L’or a passé tous les tests

Le lancement d’une initiative populaire pour empêcher la vente des réserves d’or de la Banque nationale  n’est pas vraiment une surprise politique dans l’environnement actuel. Il s’insère dans un débat qui a pris de l’ampleur ces trois dernières années: les fonctions traditionnelles de l’or, relégué au rang de simple métal précieux, voire de «relique barbare» pour les adeptes des bons mots de Keynes. La réalité parle pourtant une autre langue: alors que le dollar a perdu 50% de sa valeur, le cours de l’or a triplé.
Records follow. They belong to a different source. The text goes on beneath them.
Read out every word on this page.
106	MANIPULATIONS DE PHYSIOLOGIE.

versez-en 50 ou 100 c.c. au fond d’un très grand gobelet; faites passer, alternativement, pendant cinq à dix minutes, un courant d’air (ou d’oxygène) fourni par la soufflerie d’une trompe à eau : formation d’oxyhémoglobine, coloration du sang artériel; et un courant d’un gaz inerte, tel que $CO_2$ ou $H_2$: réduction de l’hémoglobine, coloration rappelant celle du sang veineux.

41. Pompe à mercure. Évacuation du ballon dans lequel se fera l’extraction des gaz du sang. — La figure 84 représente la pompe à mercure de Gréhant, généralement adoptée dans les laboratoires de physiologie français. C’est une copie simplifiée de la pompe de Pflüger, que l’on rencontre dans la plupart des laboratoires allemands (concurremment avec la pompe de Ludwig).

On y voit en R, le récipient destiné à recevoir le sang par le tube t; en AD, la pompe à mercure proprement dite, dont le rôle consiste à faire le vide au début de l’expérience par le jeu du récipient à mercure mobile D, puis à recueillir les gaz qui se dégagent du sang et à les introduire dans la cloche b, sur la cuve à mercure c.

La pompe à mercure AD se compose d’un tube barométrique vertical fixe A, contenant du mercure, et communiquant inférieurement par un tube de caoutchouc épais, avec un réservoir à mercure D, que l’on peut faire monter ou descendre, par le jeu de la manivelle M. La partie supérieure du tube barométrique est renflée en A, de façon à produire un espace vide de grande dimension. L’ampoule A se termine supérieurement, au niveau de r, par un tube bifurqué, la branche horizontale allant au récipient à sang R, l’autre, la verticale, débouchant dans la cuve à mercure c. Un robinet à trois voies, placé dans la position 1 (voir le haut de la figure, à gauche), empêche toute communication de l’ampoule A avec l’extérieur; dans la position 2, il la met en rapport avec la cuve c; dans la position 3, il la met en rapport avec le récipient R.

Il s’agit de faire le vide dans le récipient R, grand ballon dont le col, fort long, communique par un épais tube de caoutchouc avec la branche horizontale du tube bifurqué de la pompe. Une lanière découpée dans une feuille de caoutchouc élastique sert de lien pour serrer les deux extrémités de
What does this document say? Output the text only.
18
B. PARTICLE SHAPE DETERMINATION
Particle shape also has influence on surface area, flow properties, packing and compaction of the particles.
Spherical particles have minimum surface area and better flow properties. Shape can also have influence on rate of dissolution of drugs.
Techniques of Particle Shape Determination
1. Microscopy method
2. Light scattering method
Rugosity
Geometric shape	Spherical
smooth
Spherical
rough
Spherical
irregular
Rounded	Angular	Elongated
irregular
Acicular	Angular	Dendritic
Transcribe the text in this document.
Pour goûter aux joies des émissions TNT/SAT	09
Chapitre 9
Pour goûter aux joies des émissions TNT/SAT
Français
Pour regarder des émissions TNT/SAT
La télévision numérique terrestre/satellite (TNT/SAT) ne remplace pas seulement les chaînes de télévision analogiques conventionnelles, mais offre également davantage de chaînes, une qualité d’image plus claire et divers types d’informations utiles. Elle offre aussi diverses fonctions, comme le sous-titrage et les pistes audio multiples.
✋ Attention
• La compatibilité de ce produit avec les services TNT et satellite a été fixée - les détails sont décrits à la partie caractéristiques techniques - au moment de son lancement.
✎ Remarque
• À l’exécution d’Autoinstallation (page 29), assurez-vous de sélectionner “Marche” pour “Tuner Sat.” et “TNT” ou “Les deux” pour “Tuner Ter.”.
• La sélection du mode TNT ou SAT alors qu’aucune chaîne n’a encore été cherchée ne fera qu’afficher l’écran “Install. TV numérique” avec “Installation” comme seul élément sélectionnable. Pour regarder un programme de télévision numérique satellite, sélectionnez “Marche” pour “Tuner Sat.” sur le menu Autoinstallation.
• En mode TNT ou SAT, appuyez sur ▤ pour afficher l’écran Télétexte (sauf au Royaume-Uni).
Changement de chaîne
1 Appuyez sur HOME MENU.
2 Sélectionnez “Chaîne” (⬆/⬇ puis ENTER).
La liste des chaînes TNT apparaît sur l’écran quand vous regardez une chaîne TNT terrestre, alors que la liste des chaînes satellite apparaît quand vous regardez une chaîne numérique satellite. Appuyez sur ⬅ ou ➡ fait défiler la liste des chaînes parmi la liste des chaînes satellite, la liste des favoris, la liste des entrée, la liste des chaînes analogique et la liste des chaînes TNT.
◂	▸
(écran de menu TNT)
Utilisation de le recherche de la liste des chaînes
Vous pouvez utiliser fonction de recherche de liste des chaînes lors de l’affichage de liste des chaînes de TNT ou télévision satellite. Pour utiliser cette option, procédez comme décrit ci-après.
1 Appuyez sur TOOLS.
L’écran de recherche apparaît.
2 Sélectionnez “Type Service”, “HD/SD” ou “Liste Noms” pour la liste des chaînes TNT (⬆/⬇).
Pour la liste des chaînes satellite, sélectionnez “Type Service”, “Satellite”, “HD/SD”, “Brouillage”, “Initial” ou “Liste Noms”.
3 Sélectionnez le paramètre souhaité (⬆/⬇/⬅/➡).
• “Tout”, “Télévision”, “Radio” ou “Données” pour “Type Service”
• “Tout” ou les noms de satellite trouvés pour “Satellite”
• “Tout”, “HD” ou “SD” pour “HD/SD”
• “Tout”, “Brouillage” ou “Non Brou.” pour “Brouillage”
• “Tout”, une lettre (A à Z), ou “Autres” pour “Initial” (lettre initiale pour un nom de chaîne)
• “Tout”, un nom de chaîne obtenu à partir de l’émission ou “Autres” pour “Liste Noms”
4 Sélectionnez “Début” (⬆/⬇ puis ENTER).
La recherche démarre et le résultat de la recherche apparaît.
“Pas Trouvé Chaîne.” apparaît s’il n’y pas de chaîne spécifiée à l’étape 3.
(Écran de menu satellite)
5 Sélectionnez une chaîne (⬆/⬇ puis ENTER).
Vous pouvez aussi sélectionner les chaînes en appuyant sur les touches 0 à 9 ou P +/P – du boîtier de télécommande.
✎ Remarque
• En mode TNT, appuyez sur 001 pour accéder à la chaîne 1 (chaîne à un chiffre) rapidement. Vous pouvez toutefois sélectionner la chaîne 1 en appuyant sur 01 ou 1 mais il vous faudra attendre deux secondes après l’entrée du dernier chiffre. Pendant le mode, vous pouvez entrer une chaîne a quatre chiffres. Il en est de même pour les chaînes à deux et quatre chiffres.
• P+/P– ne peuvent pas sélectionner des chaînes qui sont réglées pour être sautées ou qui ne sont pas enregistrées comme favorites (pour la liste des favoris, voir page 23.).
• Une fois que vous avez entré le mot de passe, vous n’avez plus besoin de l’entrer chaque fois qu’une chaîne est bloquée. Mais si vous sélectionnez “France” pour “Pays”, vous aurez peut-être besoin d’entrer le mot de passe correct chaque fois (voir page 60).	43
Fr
Si les banques centrales n’ont jamais tenu de réserves en diamants ou en truffes blanches, ce n’est certainement pas un hasard: l’humanité se sert de l’or comme moyen de paiement et de réserve depuis 6000 ans. Ce remarquable conservateur de valeur a passé tous les tests de marché. Au contraire de son successeur Ben Bernanke, qui a comparé le métal jaune à de banales obligations du Trésor, Alan Greenspan avait la modestie de rappeler qu’en cas de crise de confiance qui réduirait la valeur de la monnaie-papier à sa valeur intrinsèque, c’est-à-dire zéro, l’or serait toujours accepté. Son importance reflète l’évolution du pouvoir d’achat des monnaies légales.

Loin de mythifier l’or ou d’en faire une doctrine totalitaire, il s’agit pour la plupart des métallistes de se prémunir simplement contre le moyen le plus sournois d’expropriation: la dévaluation monétaire.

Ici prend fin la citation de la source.